“You like me, don’t you, dear?” Miss Ruth returned happily. It was early morning, and Phœbe had just wakened. Already the room was lightening with the dawn. Miss Ruth leaned down and cupped Phœbe’s cheek in the palm of a hand. “And you’re like your father,” she added with a tender smile.
Soon there came a time when Phœbe slept through the nights without waking, when watchers were no longer needed beside her bed. She did not understand how it was, but she had come to feel two things: First, it did not seem true that her mother was dead, and having had no letters from her mother since leaving New York, there was not even the cutting off of messages to bring home to Phœbe her loss; second, her mother’s death settled finally a question that had vexed Phœbe sorely, the troublesome question of what was going to happen once the divorce was granted. Now Phœbe knew. She had only Daddy! She would go with Daddy.
And as this fact was borne in upon her, she remembered the matter that Manila had broached. She recollected, too, the decision she herself had made—to thwart. “And I must get at it,” she declared. “Because now, with Mother gone it’s likely——”
She wrote her father. From Nevada he had gone on directly southward, and his address was such a very strange one that Phœbe had her Uncle Bob direct her envelope. But no one saw what she wrote. Though what she wrote was not what she had fully intended to say. At first she had determined to tell him frankly that she could never, never bear to have a step-mother, who would hate her, and beat her with part of a tug, and turn her father against her. She ended by sending him four cheerful, newsy pages; only at the end did she allow herself to touch remotely upon what was uppermost in her mind.
“Darling Daddy,” ran her final paragraph, “you don’t like anybody but me, do you? Oh, dear Daddy, say you don’t.”
When the letter was gone (she posted it herself), she realized that now, with Mother dead, it would be harder than ever for her if her father were to marry a second time. She saw that she must have counsel from someone. And who knew more about the whole thing than Manila? She determined to see Manila.

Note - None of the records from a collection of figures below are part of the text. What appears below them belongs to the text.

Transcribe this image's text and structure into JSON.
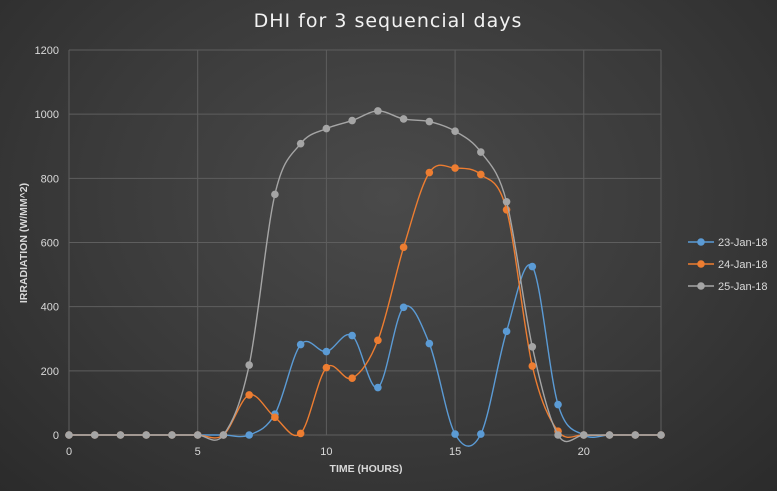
{
  "chart_data": {
    "type": "line",
    "title": "DHI for 3 sequencial days",
    "xlabel": "TIME (HOURS)",
    "ylabel": "IRRADIATION (W/MM^2)",
    "xlim": [
      0,
      23
    ],
    "ylim": [
      0,
      1200
    ],
    "x_ticks": [
      0,
      5,
      10,
      15,
      20
    ],
    "y_ticks": [
      0,
      200,
      400,
      600,
      800,
      1000,
      1200
    ],
    "grid": true,
    "legend_position": "right",
    "x": [
      0,
      1,
      2,
      3,
      4,
      5,
      6,
      7,
      8,
      9,
      10,
      11,
      12,
      13,
      14,
      15,
      16,
      17,
      18,
      19,
      20,
      21,
      22,
      23
    ],
    "series": [
      {
        "name": "23-Jan-18",
        "color": "#5b9bd5",
        "values": [
          0,
          0,
          0,
          0,
          0,
          0,
          0,
          0,
          65,
          282,
          260,
          310,
          148,
          398,
          285,
          3,
          3,
          323,
          525,
          95,
          0,
          0,
          0,
          0
        ]
      },
      {
        "name": "24-Jan-18",
        "color": "#ed7d31",
        "values": [
          0,
          0,
          0,
          0,
          0,
          0,
          0,
          125,
          55,
          5,
          210,
          177,
          295,
          585,
          818,
          832,
          812,
          702,
          215,
          12,
          0,
          0,
          0,
          0
        ]
      },
      {
        "name": "25-Jan-18",
        "color": "#a5a5a5",
        "values": [
          0,
          0,
          0,
          0,
          0,
          0,
          0,
          218,
          750,
          908,
          955,
          980,
          1010,
          985,
          977,
          947,
          882,
          727,
          275,
          0,
          0,
          0,
          0,
          0
        ]
      }
    ]
  }
}
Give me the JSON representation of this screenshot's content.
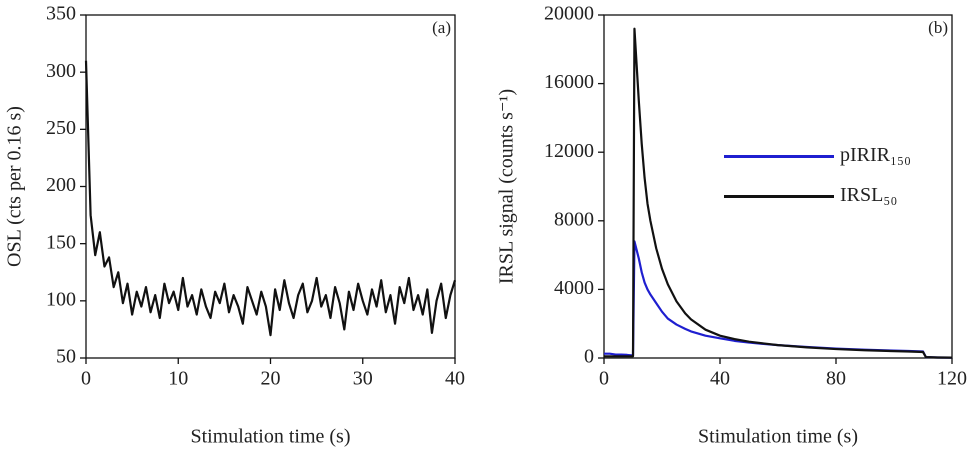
{
  "chart_data": [
    {
      "type": "line",
      "annotation": "(a)",
      "xlabel": "Stimulation time (s)",
      "ylabel": "OSL (cts per 0.16 s)",
      "xlim": [
        0,
        40
      ],
      "ylim": [
        50,
        350
      ],
      "xticks": [
        0,
        10,
        20,
        30,
        40
      ],
      "yticks": [
        50,
        100,
        150,
        200,
        250,
        300,
        350
      ],
      "color": "#111111",
      "x": [
        0,
        0.5,
        1,
        1.5,
        2,
        2.5,
        3,
        3.5,
        4,
        4.5,
        5,
        5.5,
        6,
        6.5,
        7,
        7.5,
        8,
        8.5,
        9,
        9.5,
        10,
        10.5,
        11,
        11.5,
        12,
        12.5,
        13,
        13.5,
        14,
        14.5,
        15,
        15.5,
        16,
        16.5,
        17,
        17.5,
        18,
        18.5,
        19,
        19.5,
        20,
        20.5,
        21,
        21.5,
        22,
        22.5,
        23,
        23.5,
        24,
        24.5,
        25,
        25.5,
        26,
        26.5,
        27,
        27.5,
        28,
        28.5,
        29,
        29.5,
        30,
        30.5,
        31,
        31.5,
        32,
        32.5,
        33,
        33.5,
        34,
        34.5,
        35,
        35.5,
        36,
        36.5,
        37,
        37.5,
        38,
        38.5,
        39,
        39.5,
        40
      ],
      "values": [
        310,
        175,
        140,
        160,
        130,
        138,
        112,
        125,
        98,
        115,
        88,
        108,
        95,
        112,
        90,
        105,
        85,
        115,
        98,
        108,
        92,
        120,
        95,
        105,
        88,
        110,
        95,
        85,
        108,
        98,
        115,
        90,
        105,
        95,
        80,
        112,
        100,
        88,
        108,
        95,
        70,
        110,
        92,
        118,
        98,
        85,
        105,
        115,
        90,
        100,
        120,
        95,
        105,
        85,
        112,
        98,
        75,
        108,
        92,
        115,
        100,
        88,
        110,
        95,
        118,
        90,
        105,
        80,
        112,
        98,
        120,
        92,
        105,
        88,
        110,
        72,
        100,
        115,
        85,
        105,
        118
      ]
    },
    {
      "type": "line",
      "annotation": "(b)",
      "xlabel": "Stimulation time (s)",
      "ylabel": "IRSL signal (counts s⁻¹)",
      "xlim": [
        0,
        120
      ],
      "ylim": [
        0,
        20000
      ],
      "xticks": [
        0,
        40,
        80,
        120
      ],
      "yticks": [
        0,
        4000,
        8000,
        12000,
        16000,
        20000
      ],
      "legend": "center right",
      "x": [
        0,
        2,
        4,
        6,
        8,
        10,
        10.5,
        12,
        13,
        14,
        15,
        16,
        18,
        20,
        22,
        25,
        28,
        30,
        35,
        40,
        45,
        50,
        55,
        60,
        70,
        80,
        90,
        100,
        105,
        110,
        111,
        115,
        120
      ],
      "series": [
        {
          "name": "pIRIR₁₅₀",
          "color": "#1f1fd0",
          "values": [
            250,
            250,
            200,
            200,
            180,
            150,
            6800,
            5800,
            5000,
            4400,
            4000,
            3700,
            3200,
            2700,
            2300,
            1950,
            1700,
            1550,
            1300,
            1150,
            1000,
            900,
            820,
            750,
            640,
            550,
            480,
            430,
            410,
            380,
            50,
            30,
            20
          ]
        },
        {
          "name": "IRSL₅₀",
          "color": "#111111",
          "values": [
            100,
            100,
            100,
            100,
            100,
            100,
            19200,
            15000,
            12500,
            10500,
            9000,
            8000,
            6400,
            5200,
            4300,
            3300,
            2600,
            2250,
            1650,
            1300,
            1100,
            950,
            850,
            750,
            620,
            520,
            450,
            400,
            380,
            350,
            50,
            30,
            20
          ]
        }
      ]
    }
  ]
}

During those first weeks following Phœbe’s arrival from New York, how anxious the family had been that she should meet and talk to no one. But now, as during Phœbe’s attendance at Miss Simpson’s, her uncles and her grandmother were more than anxious that she should have company—and plenty of it, so that her thoughts would not dwell too much upon her loss.
“Aren’t there some little girls that you’d like to have come?” Grandma often wanted to know.
This gave Phœbe her opportunity! “I’d like to see Manila,” she announced one day.
And so it came about that Manila paid Phœbe a second visit, and the two went out to the summerhouse, taking along Phœbe’s old doll, and Phœbe told Manila all about Mother, and wept, her head on Manila’s knee, and confessed her fears and her intention to thwart.